In years of covering Oklahoma’s wheat industry, I learned that after a hard freeze this time of year, it’s always wait and see for wheat farmers. Below, state climatologist Gary McManus gives his view:
By Gary McManus, state climatologist, Oklahoma Climatological Survey:
“How much damage, and where? That remains to be seen. I’d be shocked if all the wheat that has passed the jointing phase made it out unscathed. And that’s not to say it will be a total loss, but with numbers like these, it’s gonna be a close one.
“Those are not pretty maps, especially the below-28 version where you can see Blackwell up in Kay County got down to 22 degrees for a low, but was also below 28 degrees for 7 hours. The Panhandle had similar numbers, as expected, but even Altus as far down as the Red River boundary with Texas matched Blackwell’s numbers. The wheat down in the southwest, or what was left of it, was incredibly drought stressed, so that is definitely not good news. In central Oklahoma, Kingfisher and Marshall reached 22 degrees for a low and spent 8 hours at or below 28 degrees. From the below-24 degrees map, you can see Kingfisher and Hooker spent 4 hours below at or below 24 degrees.
“For the sake of the Panhandle residents, who spent an extra day behind the cold front, I produced the same maps except starting Saturday night. They’re pretty similar for down-state, as they call us out that way, but the hours below are much more extensive. As many as 28 hours spent below freezing out in Cimarron County, and 23 hours below 28 degrees.
“In a word … yikes! As noted by several experts already, it will take days to determine the true extent of any damage done by the freezing temperatures.
“The good news is there is a rain that is going to occur quick on the heels of this freeze event, with another storm system moving in on Thursday. Another storm looks zoned in for Easter Sunday as well. Maybe a quarter- to half-inch is forecast for western Oklahoma right now. Let’s hope that multiplies between now and then.
“This cold is record-breaking, as you can see from the Mesonet minimum temperature map vs. the all-time record lows from the historical COOP network.
“Oklahoma City broke its historical record low for today with a minimum temp of 27, besting the old record of 30 degrees set way back on this date in 1928. No doubt many other locales across the state will report record-breaking lows as their data is released.
“Looks like we can enjoy a nice warm-up today, and some more reasonable-yet-not- seasonable lows tomorrow morning.

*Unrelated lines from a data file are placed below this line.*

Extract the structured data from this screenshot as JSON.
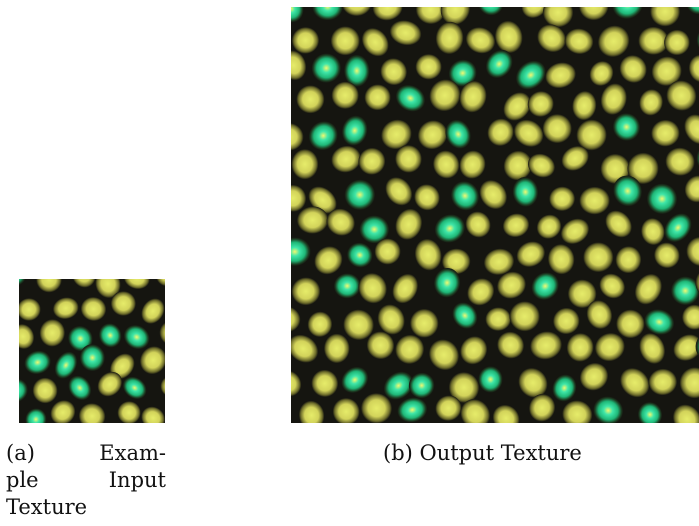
{
  "figure": {
    "panel_a": {
      "label": "(a)",
      "caption_lines": [
        [
          "(a)",
          "Exam-"
        ],
        [
          "ple",
          "Input"
        ],
        [
          "Texture"
        ]
      ]
    },
    "panel_b": {
      "caption": "(b) Output Texture"
    },
    "texture_colors": {
      "dark_border": "#151510",
      "cell_fill": "#d2d35a",
      "cell_highlight": "#e6ec6a",
      "accent_cyan": "#3fe6a8",
      "accent_green": "#1fb878"
    }
  }
}
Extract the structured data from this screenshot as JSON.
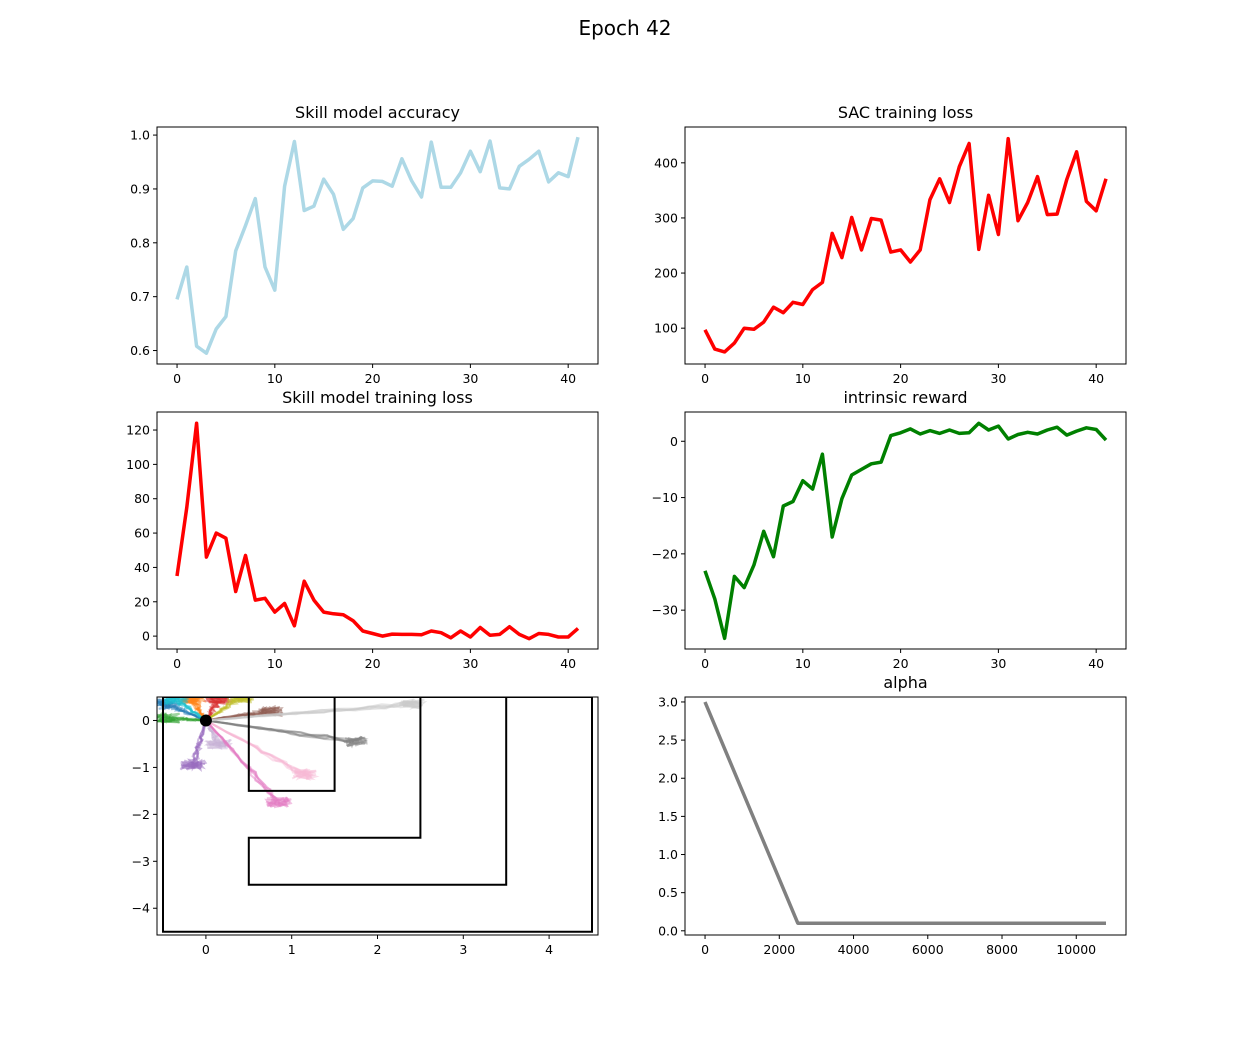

Looks like there could be another freeze in the northwest Friday morning, however, but nothing like last night.
“As we’ve said before, a freeze this late is not uncommon, but it’s well past the average date of last freeze (based on the 1981-2010 data) for much of southern Oklahoma. And that means at or below 32 degrees. The 22-degree readings might be pushing the envelope just a bit. And we’re still at least in the range of the latest last freeze (again, 1981-2010 data) for most of the state. That date gets into late May for the Panhandle.
“We’ve had enough, right? Time to switch from those maps to these maps!”